Ariane 5 tire sa révérence dans l’émotion

C’est avec un brin d’appréhension, mais surtout des yeux d’enfant que Valentin suit le compte à rebours. Il faut dire que ce n’est pas un soir comme les autres pour lui. « Ariane 5 a marqué les 20 premières années de ma carrière », glisse-t-il dans un sourire plein d’émotion. Alors forcément, ce 117ème et ultime lancement marque un tournant dans la vie de ce directeur informatique de 48 ans, et dans celle de tous les salariés d’ArianeGroup, réunis avec leur famille sur le site muriautin pour l’occasion. Ils étaient 1 500 au total à veiller jusqu’à 1 h du matin pour suivre le tir grâce à une retransmission en direct de Kourou (Guyane), ce mercredi 5 juillet.

Pour sa dernière danse, Ariane 5 a propulsé deux satellites en orbite : Syracuse 4B, satellite français de communications militaires, et Heinrich-Hertz, satellite expérimental allemand. « Je suis très soulagé, a soufflé Hughes Emont, directeur du site muriautin d’ArianeGroup, une fois la mission réussie. Le programme a été un succès, il était donc inenvisageable de ne pas finir sur un succès, même si on tremble encore après 80 lancements. Cette soirée est une vraie ­satisfaction ».

Pour sa dernière danse, Ariane 5 a propulsé deux satellites en orbite : Syracuse 4B, satellite français de communications militaires, et Heinrich-Hertz, satellite expérimental allemand. Crédits : @ArianeGroup

Pour chaque personne présente à cette soirée historique, ce tir est une grande page qui se tourne. Demandez à Vincent Lavisse, directeur de l’usine d’Ariane jusqu’en novembre 2022. « Donner le décompte après tant d’années… On ne peut pas rester indifférent, avoue-t-il. Ariane 5, c’est 22 ans de ma vie professionnelle ! On a tout vécu, des succès, des échecs, des moments compliqués mais on a toujours eu la volonté d’en faire une success story ».

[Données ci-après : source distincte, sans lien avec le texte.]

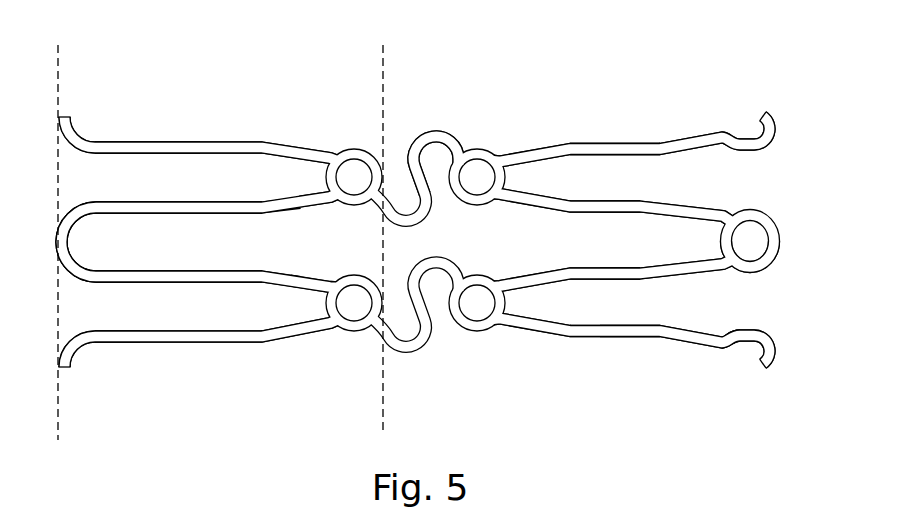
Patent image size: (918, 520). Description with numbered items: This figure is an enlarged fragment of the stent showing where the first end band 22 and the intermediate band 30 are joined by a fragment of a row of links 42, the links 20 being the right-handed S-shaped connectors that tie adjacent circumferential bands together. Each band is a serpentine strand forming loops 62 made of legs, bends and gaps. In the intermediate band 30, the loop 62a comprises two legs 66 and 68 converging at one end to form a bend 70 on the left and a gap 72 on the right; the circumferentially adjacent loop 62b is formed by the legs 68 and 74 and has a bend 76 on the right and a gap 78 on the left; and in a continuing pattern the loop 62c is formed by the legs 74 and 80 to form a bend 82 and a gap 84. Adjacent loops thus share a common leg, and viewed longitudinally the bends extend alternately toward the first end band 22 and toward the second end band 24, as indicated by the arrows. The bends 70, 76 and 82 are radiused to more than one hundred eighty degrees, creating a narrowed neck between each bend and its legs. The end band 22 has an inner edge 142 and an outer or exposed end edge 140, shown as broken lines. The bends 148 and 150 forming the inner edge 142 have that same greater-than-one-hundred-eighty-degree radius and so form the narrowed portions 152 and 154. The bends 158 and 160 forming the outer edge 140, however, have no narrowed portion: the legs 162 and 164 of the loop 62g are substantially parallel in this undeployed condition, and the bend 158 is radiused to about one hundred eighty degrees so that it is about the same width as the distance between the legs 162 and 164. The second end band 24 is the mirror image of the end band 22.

The links 20 is at (407, 134).
The first end band 22 is at (104, 67).
The second end band 24 is at (625, 67).
The intermediate band 30 is at (630, 143).
The row of links 42 is at (439, 121).
The loops 62 is at (148, 141).
The loop 62a is at (650, 201).
The loop 62b is at (684, 263).
The loop 62c is at (713, 347).
The loop 62g is at (176, 214).
The leg 66 is at (596, 143).
The leg 68 is at (576, 201).
The bend 70 is at (478, 206).
The gap 72 is at (731, 193).
The leg 74 is at (586, 268).
The bend 76 is at (747, 274).
The gap 78 is at (476, 260).
The leg 80 is at (604, 337).
The bend 82 is at (479, 332).
The gap 84 is at (734, 323).
The outer edge 140 is at (62, 438).
The inner edge 142 is at (388, 392).
The bend 148 is at (349, 150).
The bend 150 is at (352, 332).
The narrowed portion 152 is at (72, 126).
The narrowed portion 154 is at (333, 282).
The bend 158 is at (69, 242).
The bend 160 is at (81, 347).
The leg 162 is at (193, 202).
The leg 164 is at (184, 282).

Comme un symbole, cette retransmission événement était organisée dans le hall d’Ariane 6, qui devrait reprendre le flambeau à la fin de l’année 2023. Le nouveau bébé, conçu et fabriqué aux Mureaux, devra relever un défi de taille imposé par la concurrence féroce de SpaceX : délivrer la même fiabilité qui a fait la réputation d’Ariane 5, tout en réduisant drastiquement les coûts de production. « C’est le cycle normal, confie Hughes Emont. L’essentiel des salariés travaillant sur Ariane 5 va enchaîner. Il est important de renouveler la transmission du savoir. Les nouvelles technologies et les nouveaux matériaux vont permettre une meilleure capacité (12 tonnes contre 10 pour Ariane 5, ndlr.) et une meilleure ­polyvalence ».

Si la première mission d’Ariane 6 est attendue pour la fin de l’année, son histoire a déjà bien débuté : le géant américain Amazon a commandé 18 lancements du lanceur français pour mettre en orbite sa constellation de satellites Kuiper, concurrente du Starlink de SpaceX.